Hi again,
some more comments.
Am 18.06.23 um 21:28 schrieb Rob Landley:
No, that's how I read it too. You said getting the _architectures_
removed, not
getting libreoffice removed from those architectures.
That is hilarious. The subject says we are talking about LibreOffice
here, not generally about Debian.
I might have written architectures, but from the context it should have
been clear. Anyway, I corrected it.
Of course I mean "getting those architectures removed from unstable"
*for libreoffice*.
here.
Besides that it would also have been clear from actually reading the IRC
log which incidentially also says
"17:24 < elbrus> if I were you, I'd make them fatal everywhere and ask
for removal from architectures where reasonable tests fail
17:25 < elbrus> extreme case you only ship on amd64 and arm64"
(libreoffice) *removal from architectures*
This is the same GPLv3 package that Red Hat just dropped support for?
As I said in my other reply, even if it was GPLv3 it wouldn't be
relevant at all.
LibreOffice is not GPLv3 though and never was.
How long has the problem you're treating as a crisis been brewing?
Basically ever since people ported, the tests back then pass and then
new tests broke and noone seriously cared until me as not-porter needed
to sweep it under the carpet eo get it "ready" for release (because it
otherwise was supposed to be removed).
Or since people added a new arch in LibreOffice but didn't dare of
finishing it so that even the important tests pass.

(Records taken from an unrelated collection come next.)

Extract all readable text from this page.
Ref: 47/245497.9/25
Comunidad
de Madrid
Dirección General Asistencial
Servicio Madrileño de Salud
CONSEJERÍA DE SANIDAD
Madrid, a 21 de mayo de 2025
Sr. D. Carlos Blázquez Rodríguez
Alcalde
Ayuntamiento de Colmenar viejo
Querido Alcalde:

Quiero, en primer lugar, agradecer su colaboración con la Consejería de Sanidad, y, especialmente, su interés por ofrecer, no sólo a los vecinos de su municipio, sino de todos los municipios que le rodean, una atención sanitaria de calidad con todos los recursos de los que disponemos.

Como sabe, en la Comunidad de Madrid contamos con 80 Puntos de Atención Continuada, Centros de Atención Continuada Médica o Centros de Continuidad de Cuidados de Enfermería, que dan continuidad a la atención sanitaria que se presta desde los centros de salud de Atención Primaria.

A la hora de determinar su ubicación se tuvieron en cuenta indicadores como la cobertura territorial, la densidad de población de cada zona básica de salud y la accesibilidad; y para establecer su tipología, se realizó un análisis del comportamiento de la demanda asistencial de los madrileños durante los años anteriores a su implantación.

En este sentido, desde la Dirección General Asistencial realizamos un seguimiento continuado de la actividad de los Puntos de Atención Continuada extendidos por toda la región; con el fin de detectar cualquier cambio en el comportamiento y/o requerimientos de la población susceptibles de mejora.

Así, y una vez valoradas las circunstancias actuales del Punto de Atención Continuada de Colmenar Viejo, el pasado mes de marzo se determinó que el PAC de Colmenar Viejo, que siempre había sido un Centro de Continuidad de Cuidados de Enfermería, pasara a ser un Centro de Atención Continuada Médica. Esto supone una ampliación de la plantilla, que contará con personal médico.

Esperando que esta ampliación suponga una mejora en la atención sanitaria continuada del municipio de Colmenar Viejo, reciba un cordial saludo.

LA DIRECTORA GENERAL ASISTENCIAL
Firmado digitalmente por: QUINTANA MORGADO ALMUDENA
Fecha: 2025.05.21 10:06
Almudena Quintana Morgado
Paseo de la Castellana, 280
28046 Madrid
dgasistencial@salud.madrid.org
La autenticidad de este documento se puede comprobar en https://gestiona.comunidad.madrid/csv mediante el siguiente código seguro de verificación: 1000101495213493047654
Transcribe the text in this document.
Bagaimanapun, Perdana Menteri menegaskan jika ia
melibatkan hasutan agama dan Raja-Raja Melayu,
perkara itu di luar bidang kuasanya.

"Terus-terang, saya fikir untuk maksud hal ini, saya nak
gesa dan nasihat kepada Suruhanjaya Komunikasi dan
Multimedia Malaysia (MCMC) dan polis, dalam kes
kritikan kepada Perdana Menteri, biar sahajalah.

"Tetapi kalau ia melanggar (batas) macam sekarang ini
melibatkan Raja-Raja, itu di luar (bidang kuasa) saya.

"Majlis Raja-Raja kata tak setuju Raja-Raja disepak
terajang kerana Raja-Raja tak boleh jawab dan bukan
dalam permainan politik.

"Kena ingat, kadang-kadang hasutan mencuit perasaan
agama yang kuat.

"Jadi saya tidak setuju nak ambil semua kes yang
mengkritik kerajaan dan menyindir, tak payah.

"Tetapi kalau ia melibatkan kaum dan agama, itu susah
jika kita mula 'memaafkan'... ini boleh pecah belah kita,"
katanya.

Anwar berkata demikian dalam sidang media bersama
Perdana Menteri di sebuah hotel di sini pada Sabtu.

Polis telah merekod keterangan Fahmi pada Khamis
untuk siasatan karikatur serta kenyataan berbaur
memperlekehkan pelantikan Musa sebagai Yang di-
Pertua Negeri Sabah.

Even if it works now, who says that with ignored tests something
fundamental breaks (like python thingies in riscv64, which is a integral
part of many LO things). Or some basic functionality? Causing a RC bug
which is unfixable for me.
Replying with something completely unrelated doesn't help here. No idea
why you bring up GPLv3 or RH stopping support for it (which is bad for
this case, though, since at least they did fix some tests on s390x etc.,
but we actually do have porters, too) here on a mail which just aims at
porting LibreOffice / making it actually pass its tests to improve quality.